Recently Weyl semimetals attract much attention all over the world. They do not preserve the time reversal symmetry or the inversion symmetry. As a result, degenerate Dirac nodes split into pairs of Weyl points in these semimetals. Weyl point has +1 or -1 chirality. Therefore, each Weyl point has two different types of chiralities. Weyl semimetals have topologically protected surface states. A Fermi arc connecting a pair of Weyl points emerges in the Fermi surface of the surface states. The existence of Fermi arcs is one of the important properties of Weyl semimetals.
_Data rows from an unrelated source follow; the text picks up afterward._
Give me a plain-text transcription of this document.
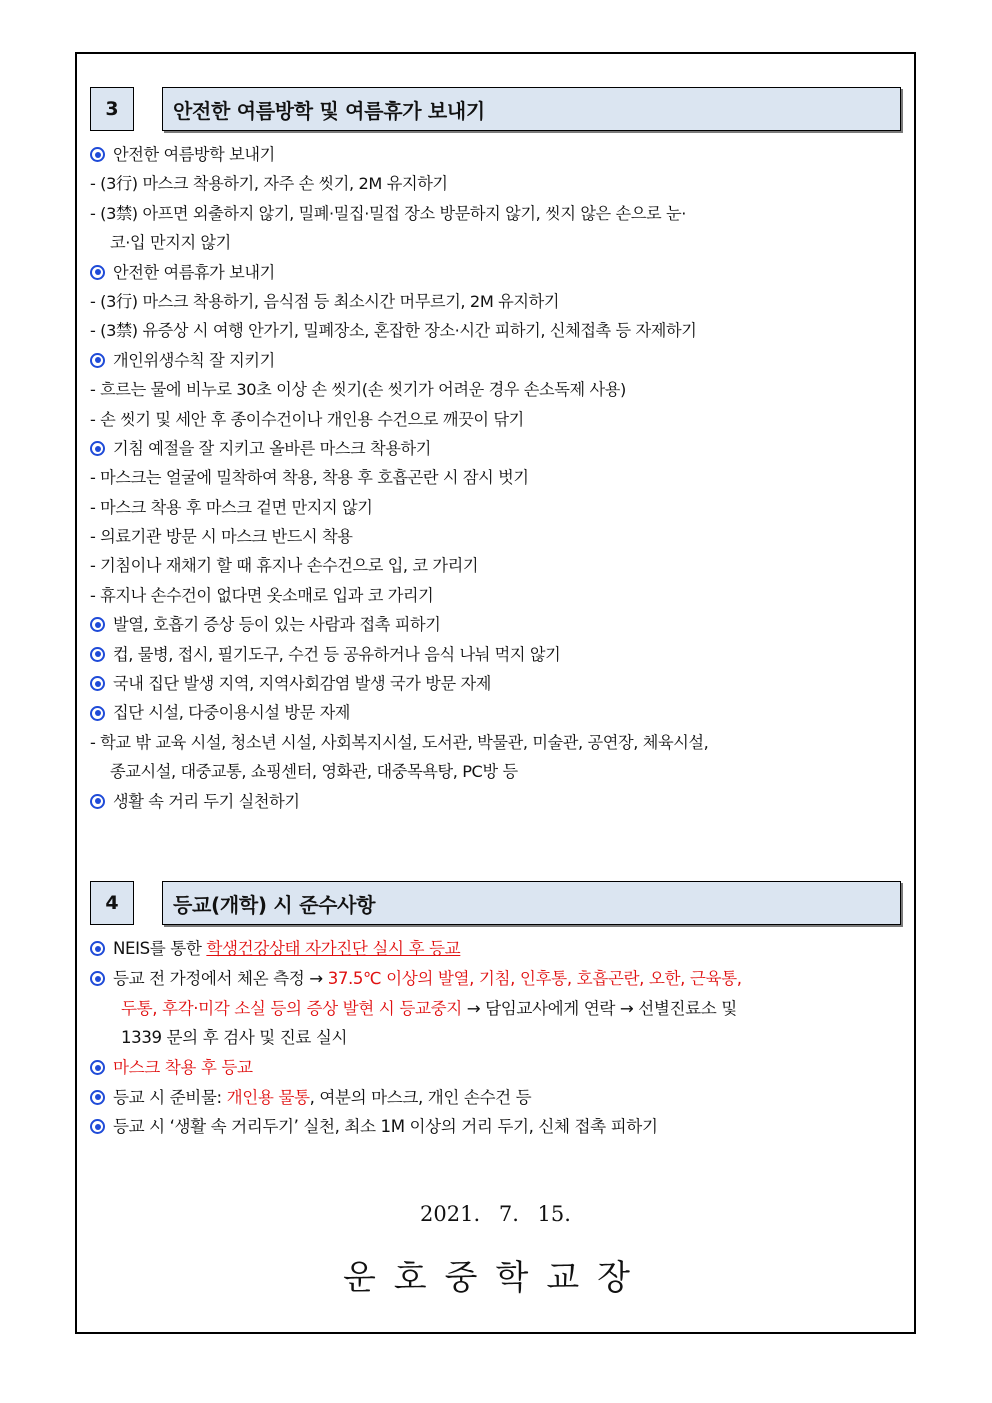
3	안전한 여름방학 및 여름휴가 보내기
안전한 여름방학 보내기
- (3行) 마스크 착용하기, 자주 손 씻기, 2M 유지하기
- (3禁) 아프면 외출하지 않기, 밀폐·밀집·밀접 장소 방문하지 않기, 씻지 않은 손으로 눈·
코·입 만지지 않기
안전한 여름휴가 보내기
- (3行) 마스크 착용하기, 음식점 등 최소시간 머무르기, 2M 유지하기
- (3禁) 유증상 시 여행 안가기, 밀폐장소, 혼잡한 장소·시간 피하기, 신체접촉 등 자제하기
개인위생수칙 잘 지키기
- 흐르는 물에 비누로 30초 이상 손 씻기(손 씻기가 어려운 경우 손소독제 사용)
- 손 씻기 및 세안 후 종이수건이나 개인용 수건으로 깨끗이 닦기
기침 예절을 잘 지키고 올바른 마스크 착용하기
- 마스크는 얼굴에 밀착하여 착용, 착용 후 호흡곤란 시 잠시 벗기
- 마스크 착용 후 마스크 겉면 만지지 않기
- 의료기관 방문 시 마스크 반드시 착용
- 기침이나 재채기 할 때 휴지나 손수건으로 입, 코 가리기
- 휴지나 손수건이 없다면 옷소매로 입과 코 가리기
발열, 호흡기 증상 등이 있는 사람과 접촉 피하기
컵, 물병, 접시, 필기도구, 수건 등 공유하거나 음식 나눠 먹지 않기
국내 집단 발생 지역, 지역사회감염 발생 국가 방문 자제
집단 시설, 다중이용시설 방문 자제
- 학교 밖 교육 시설, 청소년 시설, 사회복지시설, 도서관, 박물관, 미술관, 공연장, 체육시설,
종교시설, 대중교통, 쇼핑센터, 영화관, 대중목욕탕, PC방 등
생활 속 거리 두기 실천하기
4	등교(개학) 시 준수사항
NEIS를 통한 학생건강상태 자가진단 실시 후 등교
등교 전 가정에서 체온 측정 → 37.5℃ 이상의 발열, 기침, 인후통, 호흡곤란, 오한, 근육통,
두통, 후각·미각 소실 등의 증상 발현 시 등교중지 → 담임교사에게 연락 → 선별진료소 및
1339 문의 후 검사 및 진료 실시
마스크 착용 후 등교
등교 시 준비물: 개인용 물통 , 여분의 마스크, 개인 손수건 등
등교 시 ‘생활 속 거리두기’ 실천, 최소 1M 이상의 거리 두기, 신체 접촉 피하기
2021. 7. 15.
운호중학교장
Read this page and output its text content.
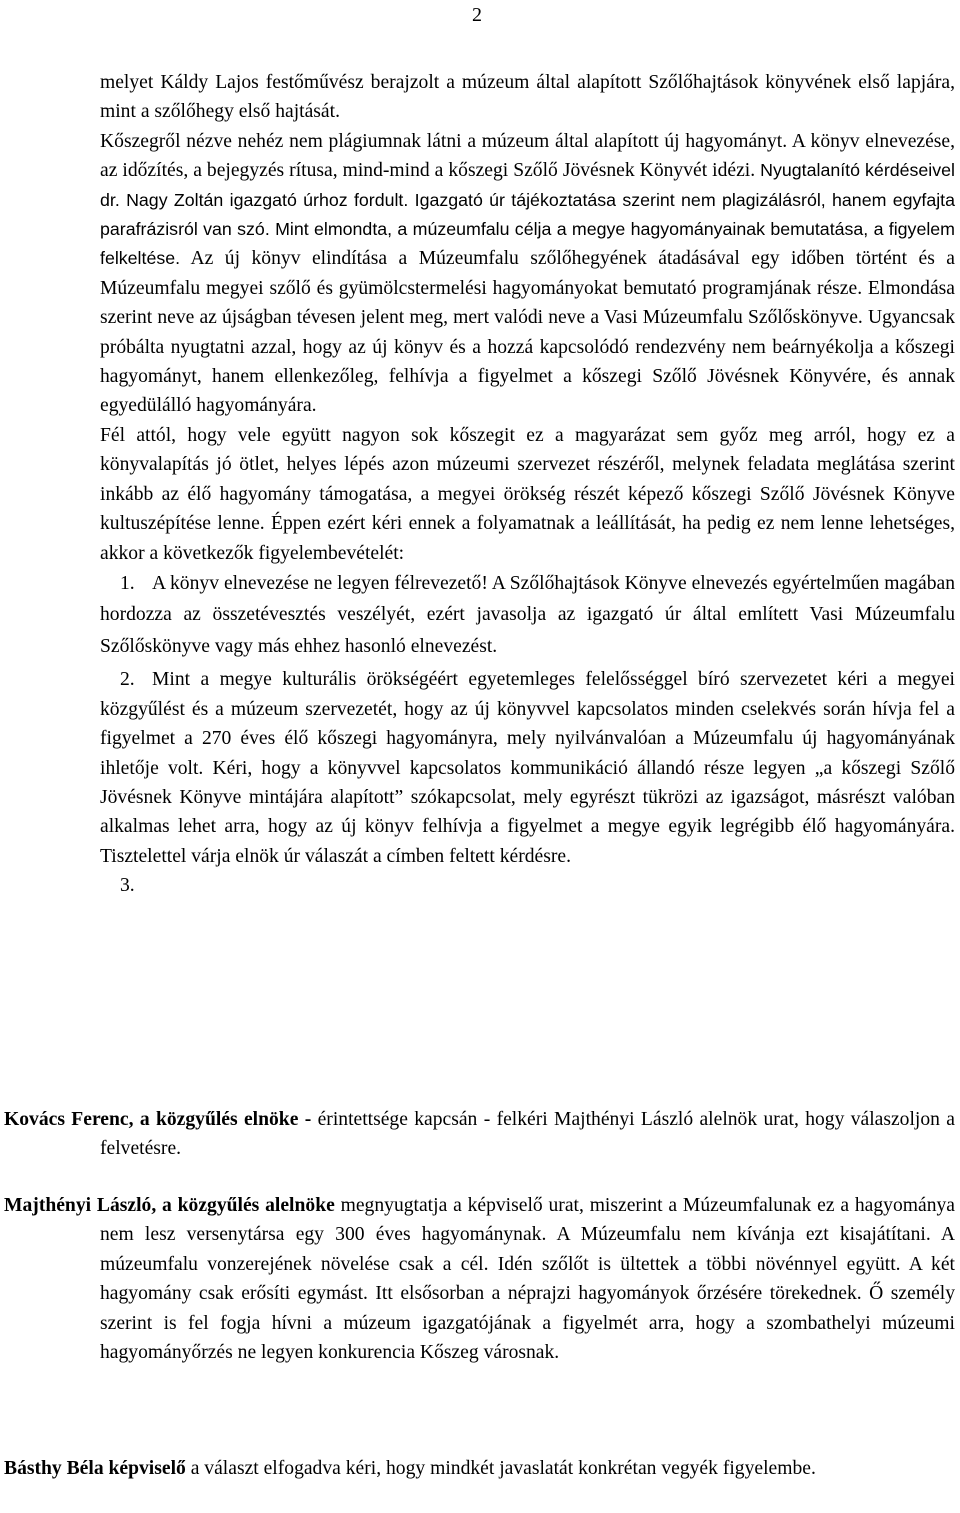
2

melyet Káldy Lajos festőművész berajzolt a múzeum által alapított Szőlőhajtások könyvének első lapjára, mint a szőlőhegy első hajtását.

Kőszegről nézve nehéz nem plágiumnak látni a múzeum által alapított új hagyományt. A könyv elnevezése, az időzítés, a bejegyzés rítusa, mind-mind a kőszegi Szőlő Jövésnek Könyvét idézi. Nyugtalanító kérdéseivel dr. Nagy Zoltán igazgató úrhoz fordult. Igazgató úr tájékoztatása szerint nem plagizálásról, hanem egyfajta parafrázisról van szó. Mint elmondta, a múzeumfalu célja a megye hagyományainak bemutatása, a figyelem felkeltése. Az új könyv elindítása a Múzeumfalu szőlőhegyének átadásával egy időben történt és a Múzeumfalu megyei szőlő és gyümölcstermelési hagyományokat bemutató programjának része. Elmondása szerint neve az újságban tévesen jelent meg, mert valódi neve a Vasi Múzeumfalu Szőlőskönyve. Ugyancsak próbálta nyugtatni azzal, hogy az új könyv és a hozzá kapcsolódó rendezvény nem beárnyékolja a kőszegi hagyományt, hanem ellenkezőleg, felhívja a figyelmet a kőszegi Szőlő Jövésnek Könyvére, és annak egyedülálló hagyományára.

Fél attól, hogy vele együtt nagyon sok kőszegit ez a magyarázat sem győz meg arról, hogy ez a könyvalapítás jó ötlet, helyes lépés azon múzeumi szervezet részéről, melynek feladata meglátása szerint inkább az élő hagyomány támogatása, a megyei örökség részét képező kőszegi Szőlő Jövésnek Könyve kultuszépítése lenne. Éppen ezért kéri ennek a folyamatnak a leállítását, ha pedig ez nem lenne lehetséges, akkor a következők figyelembevételét:

1. A könyv elnevezése ne legyen félrevezető! A Szőlőhajtások Könyve elnevezés egyértelműen magában hordozza az összetévesztés veszélyét, ezért javasolja az igazgató úr által említett Vasi Múzeumfalu Szőlőskönyve vagy más ehhez hasonló elnevezést.

2. Mint a megye kulturális örökségéért egyetemleges felelősséggel bíró szervezetet kéri a megyei közgyűlést és a múzeum szervezetét, hogy az új könyvvel kapcsolatos minden cselekvés során hívja fel a figyelmet a 270 éves élő kőszegi hagyományra, mely nyilvánvalóan a Múzeumfalu új hagyományának ihletője volt. Kéri, hogy a könyvvel kapcsolatos kommunikáció állandó része legyen „a kőszegi Szőlő Jövésnek Könyve mintájára alapított” szókapcsolat, mely egyrészt tükrözi az igazságot, másrészt valóban alkalmas lehet arra, hogy az új könyv felhívja a figyelmet a megye egyik legrégibb élő hagyományára. Tisztelettel várja elnök úr válaszát a címben feltett kérdésre.

3.

Kovács Ferenc, a közgyűlés elnöke - érintettsége kapcsán - felkéri Majthényi László alelnök urat, hogy válaszoljon a felvetésre.

Majthényi László, a közgyűlés alelnöke megnyugtatja a képviselő urat, miszerint a Múzeumfalunak ez a hagyománya nem lesz versenytársa egy 300 éves hagyománynak. A Múzeumfalu nem kívánja ezt kisajátítani. A múzeumfalu vonzerejének növelése csak a cél. Idén szőlőt is ültettek a többi növénnyel együtt. A két hagyomány csak erősíti egymást. Itt elsősorban a néprajzi hagyományok őrzésére törekednek. Ő személy szerint is fel fogja hívni a múzeum igazgatójának a figyelmét arra, hogy a szombathelyi múzeumi hagyományőrzés ne legyen konkurencia Kőszeg városnak.

Básthy Béla képviselő a választ elfogadva kéri, hogy mindkét javaslatát konkrétan vegyék figyelembe.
In 2011, A. A. Bulkov and L. Balents suggested that multi-layers structure using topological insulators/insulators superlattice shows the Weyl semimetal phase in the case that the topological insulators have magnetic impurities. This system violates the time reversal symmetry because of this magnetization. The direction of magnetization of these impurities is considered to be perpendicular to the topological insulator surface. In this research, we convert this model to the discrete system in the parallel direction to the surface of topological insulators. We perform the calculations of energy band dispersions in both the continuous and discrete systems in the Weyl semimetal phase. As a result, we can calculate the surface states and show the Fermi arcs in the discrete system. We can also make sure that the Fermi arc connects the two Weyl nodes in this discrete model.
Recently, many people have investigated the Weyl semimetal. However, the actual numerical calculations of this Fermi arc are not so much performed. Therefore, we believe that this research is important for investigating the surface states of the Weyl semimetals. In the poster, we will also discuss the case that the topological insulators superlattice has different magnetic direction such as staggered direction.